There are three things that this discovery, considered as a whole, says with some clarity.

The first is that the history of the English language is also, in part, an Italian history. Not in the trivial sense that a manuscript happens to be found in Rome, but in the deeper sense that the transmission of this text — its survival, its form, the philological choices made in its regard — passed through a ninth-century Emilian scriptorium. The monks of Nonantola who copied Bede’s Historia Ecclesiastica and chose to include the Old English verses of the cowherd Caedmon in the body of the text made a decision, and that decision had consequences for textual transmission. English literature, at its documented point of origin, owes a debt to Carolingian Benedictine Italy.

The second is that the history of literature is always, in large measure, a history of what has been preserved by chance. The Roman manuscript was believed lost. No one knew it contained that specific copy of Caedmon’s Hymn, nor that Easter sermon inserted by error between Book I and Book II. Its rediscovery depends on a chain of circumstances: the abbey that preserves it, the transfer to Rome, the Napoleonic theft, the maniacal acquisitiveness of an English bibliophile, the auctions of his collection a century after his death, a Swiss bibliophile, an Austrian-born New York bookseller, an Italian library that acquires it in the 1970s, and finally the digitisation that returns it to the one who was looking for it. Every link in that chain might not have been there. The heritage we possess is a wreck, not an ordered archive: it is what has escaped dispersal, fire, the antiquarian market, indifference. Awareness of this accidental character should accompany any claim about the ‘origin’ of a literary tradition.

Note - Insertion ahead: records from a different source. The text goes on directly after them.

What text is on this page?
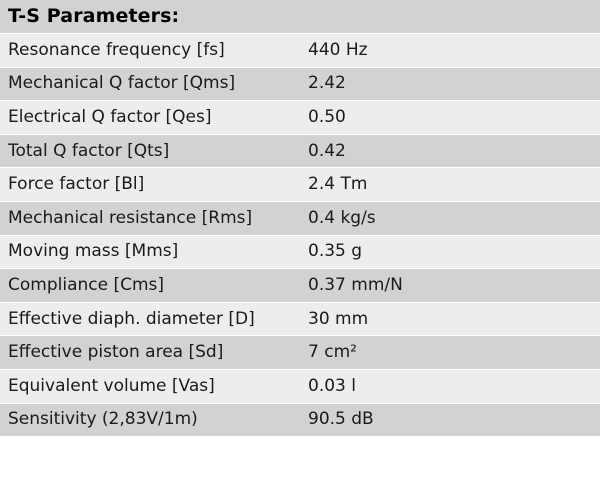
T-S Parameters:	
Resonance frequency [fs]	440 Hz
Mechanical Q factor [Qms]	2.42
Electrical Q factor [Qes]	0.50
Total Q factor [Qts]	0.42
Force factor [Bl]	2.4 Tm
Mechanical resistance [Rms]	0.4 kg/s
Moving mass [Mms]	0.35 g
Compliance [Cms]	0.37 mm/N
Effective diaph. diameter [D]	30 mm
Effective piston area [Sd]	7 cm²
Equivalent volume [Vas]	0.03 l
Sensitivity (2,83V/1m)	90.5 dB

The third is perhaps the hardest to formulate, but worth attempting. The story of Caedmon, as Bede tells it, is the story of someone who composes in a language that the cultural system of his time considers second-order. Latin was the language of writing, theology, history: the vernacular was speech, the oral, what was not worth fixing on parchment. And yet those nine lines survived, and the Roman copy — with the Old English text in the body of the manuscript and not at its margins — testifies that there was already, in the ninth century, someone who thought they were worth preserving in that way, with that dignity. Marginality, even textual marginality, is not always the fate of those who begin outside the system.

Nine lines written by someone who did not even know how to sing, in a language no one thought worth preserving, on a parchment that has crossed twelve centuries, an Emilian abbey, a Roman basilica, a Napoleonic theft, an English collection, a Swiss one, a New York bookseller. They are still here. They continue to be read.